Aucun de ces scénarios n’est universel, bien sûr, et il y a beaucoup de gens qui changent d’Église, qui y adhèrent et s’y épanouissent. Mais ces deux situations sont suffisamment courantes pour que nous en soyons pleinement avisés. Tout voyage commence par un seul pas et cela est vrai pour tant de personnes qui quittent l’Église. Elles s’éloignent peu à peu. Elles quittent sans en avoir l’intention. Elles partent parce qu’elles n’ont pas été suffisamment averties des enjeux à venir – que ce qui semble être une période de nouvelles expériences passionnantes et de nouveaux départs, peut en fait être une période de déchristianisation non intentionnelle et de déconstruction involontaire.

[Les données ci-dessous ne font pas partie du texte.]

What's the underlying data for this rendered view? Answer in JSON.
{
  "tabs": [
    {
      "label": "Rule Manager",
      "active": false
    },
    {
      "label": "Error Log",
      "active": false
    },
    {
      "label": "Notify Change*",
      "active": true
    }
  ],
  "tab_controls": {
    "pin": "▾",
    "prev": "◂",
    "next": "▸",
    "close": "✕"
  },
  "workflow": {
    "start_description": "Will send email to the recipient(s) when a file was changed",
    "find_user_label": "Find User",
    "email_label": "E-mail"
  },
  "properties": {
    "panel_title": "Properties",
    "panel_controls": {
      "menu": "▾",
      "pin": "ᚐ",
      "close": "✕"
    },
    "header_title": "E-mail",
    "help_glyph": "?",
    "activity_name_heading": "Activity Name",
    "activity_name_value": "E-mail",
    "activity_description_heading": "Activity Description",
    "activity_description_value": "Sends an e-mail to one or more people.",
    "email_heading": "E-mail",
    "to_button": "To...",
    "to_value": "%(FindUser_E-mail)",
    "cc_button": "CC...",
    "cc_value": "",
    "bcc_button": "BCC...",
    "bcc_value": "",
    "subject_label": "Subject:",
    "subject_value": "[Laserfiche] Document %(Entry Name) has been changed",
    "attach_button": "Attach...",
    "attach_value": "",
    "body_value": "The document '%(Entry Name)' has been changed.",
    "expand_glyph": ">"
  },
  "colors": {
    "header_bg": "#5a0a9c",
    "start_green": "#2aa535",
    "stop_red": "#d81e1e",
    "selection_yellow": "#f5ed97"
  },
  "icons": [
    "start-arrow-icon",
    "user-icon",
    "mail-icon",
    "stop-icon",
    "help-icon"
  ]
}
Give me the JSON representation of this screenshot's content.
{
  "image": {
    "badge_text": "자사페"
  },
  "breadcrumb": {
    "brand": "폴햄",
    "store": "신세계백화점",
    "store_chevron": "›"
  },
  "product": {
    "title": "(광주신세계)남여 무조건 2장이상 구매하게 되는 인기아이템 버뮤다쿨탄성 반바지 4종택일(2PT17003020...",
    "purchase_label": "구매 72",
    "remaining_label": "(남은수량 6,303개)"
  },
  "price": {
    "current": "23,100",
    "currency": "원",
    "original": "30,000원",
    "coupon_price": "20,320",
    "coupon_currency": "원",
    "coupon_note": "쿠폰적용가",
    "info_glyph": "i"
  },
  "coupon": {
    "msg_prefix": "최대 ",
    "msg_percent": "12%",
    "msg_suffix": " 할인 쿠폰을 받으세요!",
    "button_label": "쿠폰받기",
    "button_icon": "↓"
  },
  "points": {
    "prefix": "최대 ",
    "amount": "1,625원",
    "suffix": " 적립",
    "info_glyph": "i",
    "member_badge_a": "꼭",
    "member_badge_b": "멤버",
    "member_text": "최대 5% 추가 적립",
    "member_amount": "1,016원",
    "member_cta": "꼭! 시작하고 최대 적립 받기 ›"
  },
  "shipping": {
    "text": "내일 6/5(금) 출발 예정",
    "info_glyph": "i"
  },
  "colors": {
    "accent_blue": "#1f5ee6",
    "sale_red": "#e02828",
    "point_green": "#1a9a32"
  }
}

Je pense que la mise en garde qui s’impose à nous tous est que le déménagement ou d’autres transitions majeures de la vie peuvent être des ennemis insoupçonnés. Nous devons nous mettre en garde contre les changements importants que nous nous préparons à vivre et nous devons aussi prévenir les autres lorsqu’ils s’apprêtent à le faire. Nous devons comprendre que l’une des choses les plus communes que nous faisons est aussi l’une des plus risquées. Nous devons savoir que l’une des choses les plus dangereuses qu’un chrétien puisse faire est de déménager.